L’insalubrité urbaine prend une ampleur préoccupante à Tshikapa, où l’incivisme de certains habitants menace directement la durabilité des routes récemment construites.
Dans plusieurs quartiers de la ville, les caniveaux et autres ouvrages d’évacuation des eaux sont transformés en dépotoirs. Déchets ménagers, sachets plastiques et immondices y sont régulièrement jetés, empêchant les eaux de pluie de circuler normalement.

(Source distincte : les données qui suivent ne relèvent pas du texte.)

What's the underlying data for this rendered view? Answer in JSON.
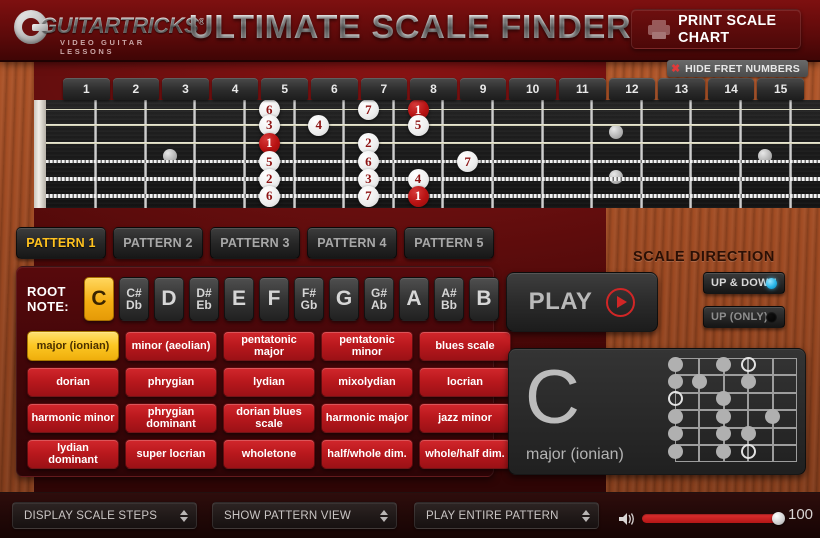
{
  "header": {
    "logo_text": "GUITARTRICKS",
    "logo_reg": "®",
    "logo_sub": "VIDEO GUITAR LESSONS",
    "title": "ULTIMATE SCALE FINDER",
    "print_label": "PRINT SCALE CHART"
  },
  "fretboard": {
    "hide_fret_numbers_label": "HIDE FRET NUMBERS",
    "hide_fret_numbers_x": "✖",
    "fret_numbers": [
      "1",
      "2",
      "3",
      "4",
      "5",
      "6",
      "7",
      "8",
      "9",
      "10",
      "11",
      "12",
      "13",
      "14",
      "15"
    ],
    "string_count": 6,
    "inlays": [
      {
        "fret": 3,
        "double": false
      },
      {
        "fret": 12,
        "double": true
      },
      {
        "fret": 15,
        "double": false
      }
    ],
    "notes": [
      {
        "string": 1,
        "fret": 5,
        "label": "6",
        "root": false
      },
      {
        "string": 2,
        "fret": 5,
        "label": "3",
        "root": false
      },
      {
        "string": 3,
        "fret": 5,
        "label": "1",
        "root": true
      },
      {
        "string": 4,
        "fret": 5,
        "label": "5",
        "root": false
      },
      {
        "string": 5,
        "fret": 5,
        "label": "2",
        "root": false
      },
      {
        "string": 6,
        "fret": 5,
        "label": "6",
        "root": false
      },
      {
        "string": 2,
        "fret": 6,
        "label": "4",
        "root": false
      },
      {
        "string": 1,
        "fret": 7,
        "label": "7",
        "root": false
      },
      {
        "string": 3,
        "fret": 7,
        "label": "2",
        "root": false
      },
      {
        "string": 4,
        "fret": 7,
        "label": "6",
        "root": false
      },
      {
        "string": 5,
        "fret": 7,
        "label": "3",
        "root": false
      },
      {
        "string": 6,
        "fret": 7,
        "label": "7",
        "root": false
      },
      {
        "string": 1,
        "fret": 8,
        "label": "1",
        "root": true
      },
      {
        "string": 2,
        "fret": 8,
        "label": "5",
        "root": false
      },
      {
        "string": 5,
        "fret": 8,
        "label": "4",
        "root": false
      },
      {
        "string": 6,
        "fret": 8,
        "label": "1",
        "root": true
      },
      {
        "string": 4,
        "fret": 9,
        "label": "7",
        "root": false
      }
    ]
  },
  "patterns": [
    {
      "label": "PATTERN 1",
      "active": true
    },
    {
      "label": "PATTERN 2",
      "active": false
    },
    {
      "label": "PATTERN 3",
      "active": false
    },
    {
      "label": "PATTERN 4",
      "active": false
    },
    {
      "label": "PATTERN 5",
      "active": false
    }
  ],
  "root_note": {
    "label_line1": "ROOT",
    "label_line2": "NOTE:",
    "selected": "C",
    "options": [
      {
        "main": "C",
        "alt": "",
        "active": true
      },
      {
        "main": "C#",
        "alt": "Db",
        "active": false
      },
      {
        "main": "D",
        "alt": "",
        "active": false
      },
      {
        "main": "D#",
        "alt": "Eb",
        "active": false
      },
      {
        "main": "E",
        "alt": "",
        "active": false
      },
      {
        "main": "F",
        "alt": "",
        "active": false
      },
      {
        "main": "F#",
        "alt": "Gb",
        "active": false
      },
      {
        "main": "G",
        "alt": "",
        "active": false
      },
      {
        "main": "G#",
        "alt": "Ab",
        "active": false
      },
      {
        "main": "A",
        "alt": "",
        "active": false
      },
      {
        "main": "A#",
        "alt": "Bb",
        "active": false
      },
      {
        "main": "B",
        "alt": "",
        "active": false
      }
    ]
  },
  "scales": [
    {
      "label": "major (ionian)",
      "active": true
    },
    {
      "label": "minor (aeolian)",
      "active": false
    },
    {
      "label": "pentatonic major",
      "active": false
    },
    {
      "label": "pentatonic minor",
      "active": false
    },
    {
      "label": "blues scale",
      "active": false
    },
    {
      "label": "dorian",
      "active": false
    },
    {
      "label": "phrygian",
      "active": false
    },
    {
      "label": "lydian",
      "active": false
    },
    {
      "label": "mixolydian",
      "active": false
    },
    {
      "label": "locrian",
      "active": false
    },
    {
      "label": "harmonic minor",
      "active": false
    },
    {
      "label": "phrygian dominant",
      "active": false
    },
    {
      "label": "dorian blues scale",
      "active": false
    },
    {
      "label": "harmonic major",
      "active": false
    },
    {
      "label": "jazz minor",
      "active": false
    },
    {
      "label": "lydian dominant",
      "active": false
    },
    {
      "label": "super locrian",
      "active": false
    },
    {
      "label": "wholetone",
      "active": false
    },
    {
      "label": "half/whole dim.",
      "active": false
    },
    {
      "label": "whole/half dim.",
      "active": false
    }
  ],
  "play": {
    "label": "PLAY"
  },
  "scale_direction": {
    "title": "SCALE DIRECTION",
    "options": [
      {
        "label": "UP & DOWN",
        "selected": true
      },
      {
        "label": "UP (ONLY)",
        "selected": false
      }
    ]
  },
  "scale_display": {
    "root": "C",
    "type": "major (ionian)",
    "diagram_dots": [
      {
        "string": 1,
        "fret": 1,
        "open": false
      },
      {
        "string": 1,
        "fret": 3,
        "open": false
      },
      {
        "string": 1,
        "fret": 4,
        "open": true
      },
      {
        "string": 2,
        "fret": 1,
        "open": false
      },
      {
        "string": 2,
        "fret": 2,
        "open": false
      },
      {
        "string": 2,
        "fret": 4,
        "open": false
      },
      {
        "string": 3,
        "fret": 1,
        "open": true
      },
      {
        "string": 3,
        "fret": 3,
        "open": false
      },
      {
        "string": 4,
        "fret": 1,
        "open": false
      },
      {
        "string": 4,
        "fret": 3,
        "open": false
      },
      {
        "string": 4,
        "fret": 5,
        "open": false
      },
      {
        "string": 5,
        "fret": 1,
        "open": false
      },
      {
        "string": 5,
        "fret": 3,
        "open": false
      },
      {
        "string": 5,
        "fret": 4,
        "open": false
      },
      {
        "string": 6,
        "fret": 1,
        "open": false
      },
      {
        "string": 6,
        "fret": 3,
        "open": false
      },
      {
        "string": 6,
        "fret": 4,
        "open": true
      }
    ]
  },
  "bottom_bar": {
    "display_mode": "DISPLAY SCALE STEPS",
    "view_mode": "SHOW PATTERN VIEW",
    "playback_mode": "PLAY ENTIRE PATTERN",
    "volume_value": "100",
    "volume_percent": 100
  },
  "colors": {
    "accent_red": "#b81214",
    "highlight_yellow": "#fcc723",
    "root_note_red": "#b81212",
    "led_blue": "#29b6e8"
  }
}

Face à cette situation, l’ingénieur Justin Tshienda, chef de projet de l’entreprise JMC à Tshikapa, tire la sonnette d’alarme et appelle à une prise de conscience collective.
Selon lui, jeter les déchets dans les caniveaux est devenu une pratique courante pour certains habitants, alors que ses conséquences peuvent être lourdes pour les infrastructures routières.
« À Tshikapa, jeter ses déchets ménagers, ses plastiques et ses immondices dans les caniveaux est devenu un geste ordinaire pour de nombreux habitants. Pourtant, ce comportement en apparence anodin cache une bombe à retardement environnementale et économique », déplore-t-il.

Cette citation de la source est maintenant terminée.